Efforts to simplify AI tools could also drive the adoption of AI deployments outside of existing IT services, said Pini Solomovitz, head of innovation at Run:ai, a GPU orchestration platform. Shadow AI mirrors other types of shadow IT that are driven largely by low-cost cloud services.
AI democratization has cost, ethics and data privacy omplications for the enterprise. CIOs will increasingly need to audit newer uses of AI to help consolidate costs, identify new risks and streamline AI workflows.
9. Bias removal in ML
As AI adoption in the enterprise accelerates, affecting more users daily, the challenge of AI bias and fairness becomes a genuine concern. The goal is to ensure that AI makes predictions objectively, ensuring people aren't discriminated against when applying for loans, buying products online or receiving medical treatment.

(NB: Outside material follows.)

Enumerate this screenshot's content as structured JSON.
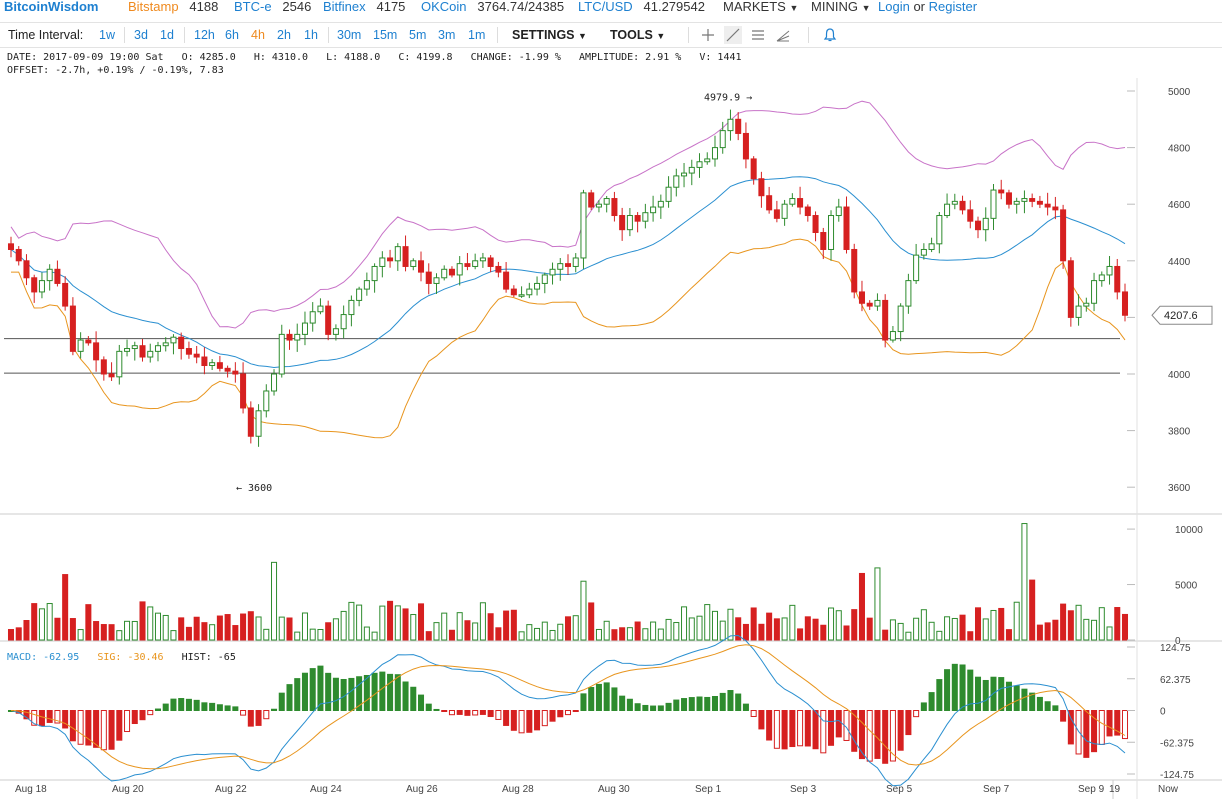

"With reputations on the line, bias mitigation is of the utmost importance for businesses to build trust in their ML products," said Liran Hason, co-founder and CEO of Aporia, an AI explainability platform.
In 2023, CIOs will be challenged with governing their data science practices and ML models, due to the complex nature of these systems. Implementing responsible AI practices and equipping the organization with the proper tooling will take on more urgency. Hason expects to see increased interest in tools for monitoring and mitigating bias in production AI to help catch and explain the exact data points and feature that led to a biased prediction.
10. Digital twins drive the industrial metaverse
Over the past year, leading industrial design and AI vendors have connected the dots between digital twins -- virtual models that simulate reality -- and the metaverse. Nvidia and Siemens have partnered to create an industrial metaverse. Meanwhile, construction giant Bentley has adopted the term infrastructure metaverse.
These advances may mark a turning point for digital twins from an obscure technology to a cornerstone of IT strategy, said Anand Rao, global AI lead at PwC. While digital twins have been deployed across all industry sectors over the past couple of years, he sees adoption accelerating and expanding in 2023.
The complexity of digital twins has also grown, from relatively simple synthetic- or real data-based digital twins to asset-based digital twins powered by IoT to customer-based and ecosystem-based digital twins. Digital twins are also now used to model and simulate human behaviors and to evaluate alternative scenarios of the future, paving the way, said experts, to the convergence of digital twins with traditional industrial simulations and AI-based agent-based simulation.
"The next stage of this evolution is the convergence of scientific computing, industrial simulation and artificial intelligence to create simulation intelligence, where foundational simulation elements are built into operating systems," Rao said.
The possibilities for digital twins are vast, he continued, providing businesses with new ways to leverage and forecast data. With more complex and versatile digital twins, enterprises can use simulation intelligence to predict real-world scenarios like disease progression, customer behaviors and economic impact of the pandemic. Digital twins will also become a critical technology for organizations working on or expanding into ESG modeling, smart cities, drug design and other applications.
Pilots of digital twin projects are being scaled and operationalized today. CIOs should consider how to incorporate them as part of the business's overall analytics architecture and cloud/IT-stack. Companies need to provide both a development environment and a production environment for running simulations. Simulation workloads are also compute-intensive requiring on-demand compute on prem or in the cloud.
It's also an important technology for CIOs to use for upskilling employees. In addition, companies should have a well-defined process for scoping, building, calibrating, deploying and monitoring digital twins. Digital twins can help CIOs transform a business, but only if the business and its employees are prepared.